All the mail mirrored from lore.kernel.org
 help / color / mirror / Atom feed
From: Michal Schmidt <mschmidt@redhat.com>
To: intel-wired-lan@lists.osuosl.org
Cc: Jesse Brandeburg <jesse.brandeburg@intel.com>,
	Tony Nguyen <anthony.l.nguyen@intel.com>,
	Richard Cochran <richardcochran@gmail.com>,
	netdev@vger.kernel.org, Jacob Keller <jacob.e.keller@intel.com>,
	Jiri Pirko <jiri@resnulli.us>,
	Arkadiusz Kubalewski <arkadiusz.kubalewski@intel.com>,
	Karol Kolacinski <karol.kolacinski@intel.com>,
	Marcin Szycik <marcin.szycik@linux.intel.com>,
	Przemek Kitszel <przemyslaw.kitszel@intel.com>,
	"Temerkhanov, Sergey" <sergey.temerkhanov@intel.com>
Subject: [PATCH net-next v4 2/3] ice: avoid the PTP hardware semaphore in gettimex64 path
Date: Tue, 26 Mar 2024 00:20:38 +0100	[thread overview]
Message-ID: <20240325232039.76836-3-mschmidt@redhat.com> (raw)
In-Reply-To: <20240325232039.76836-1-mschmidt@redhat.com>

The PTP hardware semaphore (PFTSYN_SEM) is used to synchronize
operations that program the PTP timers. The operations involve issuing
commands to the sideband queue. The E810 does not have a hardware
sideband queue, so the admin queue is used. The admin queue is slow.
I have observed delays in hundreds of milliseconds waiting for
ice_sq_done.

When phc2sys reads the time from the ice PTP clock and PFTSYN_SEM is
held by a task performing one of the slow operations, ice_ptp_lock can
easily time out. phc2sys gets -EBUSY and the kernel prints:
  ice 0000:XX:YY.0: PTP failed to get time
These messages appear once every few seconds, causing log spam.

The E810 datasheet recommends an algorithm for reading the upper 64 bits
of the GLTSYN_TIME register. It matches what's implemented in
ice_ptp_read_src_clk_reg. It is robust against wrap-around, but not
necessarily against the concurrent setting of the register (with
GLTSYN_CMD_{INIT,ADJ}_TIME commands).

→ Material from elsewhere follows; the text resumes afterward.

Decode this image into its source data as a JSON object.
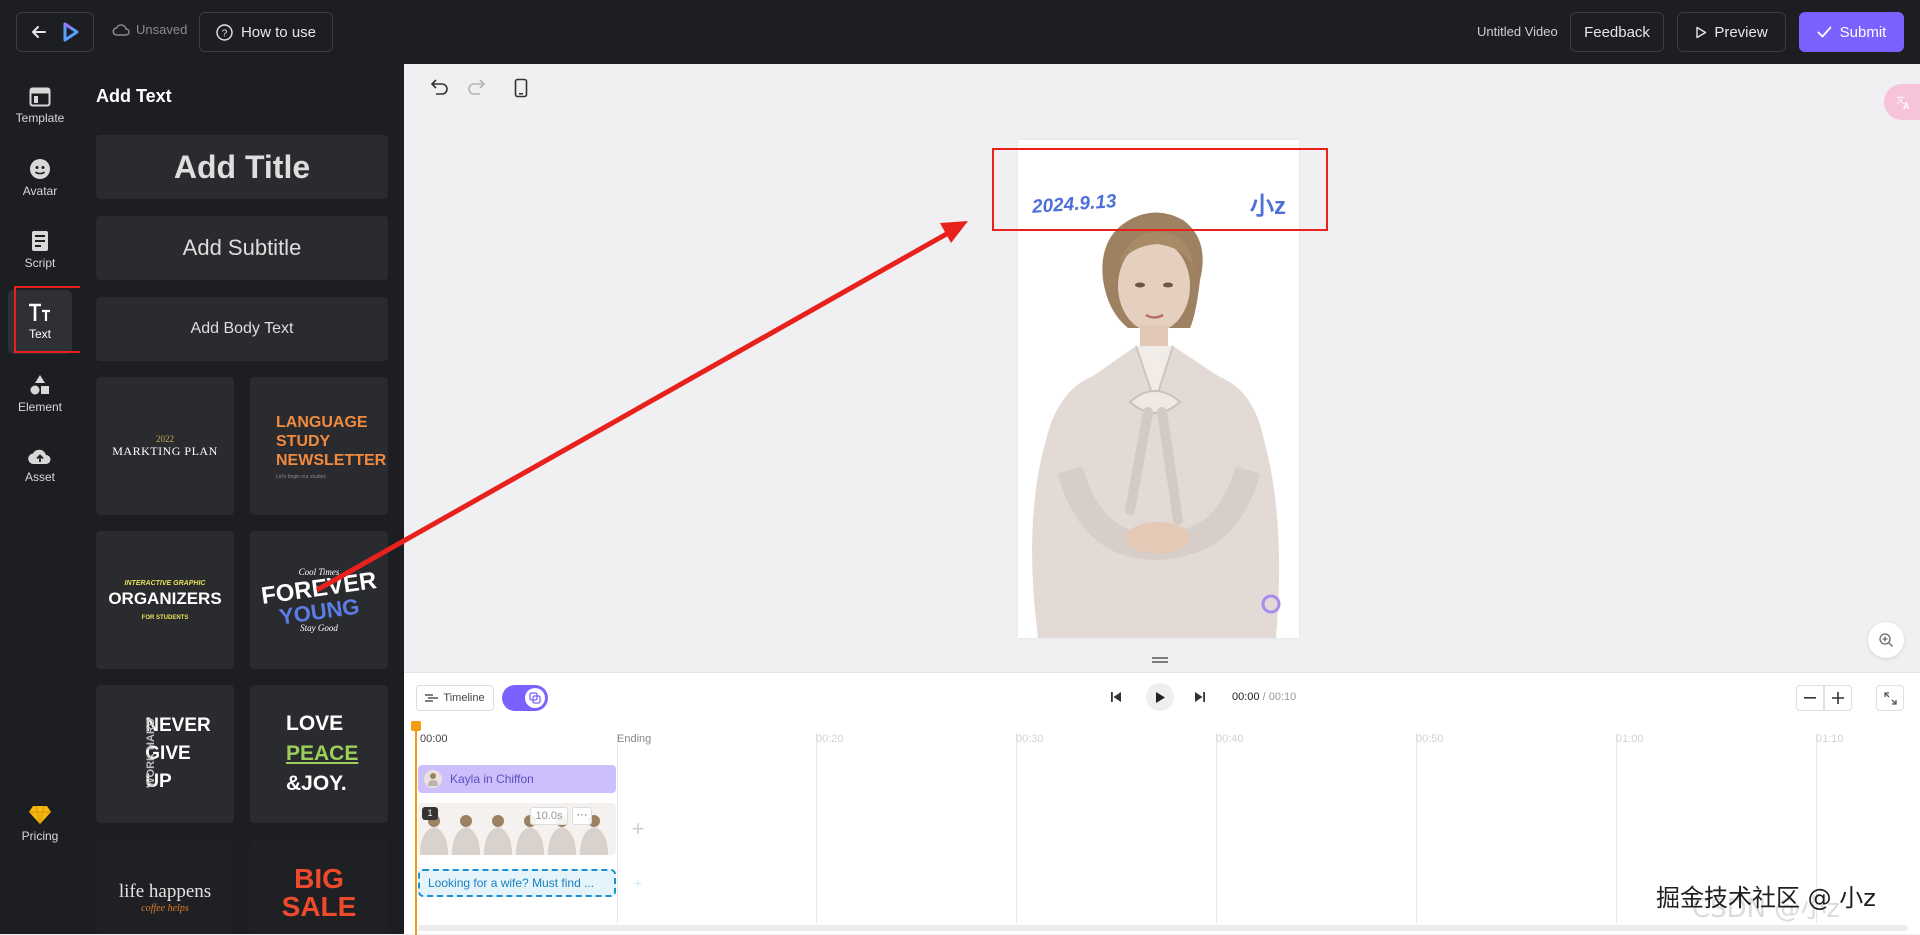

Perhaps that's why
ice_ptp_gettimex64 also takes PFTSYN_SEM.

The race with time setters can be prevented without relying on the PTP
hardware semaphore. Using the "ice_adapter" from the previous patch,
we can have a common spinlock for the PFs that share the clock hardware.
It will protect the reading and writing to the GLTSYN_TIME register.
The writing is performed indirectly, by the hardware, as a result of
the driver writing GLTSYN_CMD_SYNC in ice_ptp_exec_tmr_cmd. I wasn't
sure if the ice_flush there is enough to make sure GLTSYN_TIME has been
updated, but it works well in my testing.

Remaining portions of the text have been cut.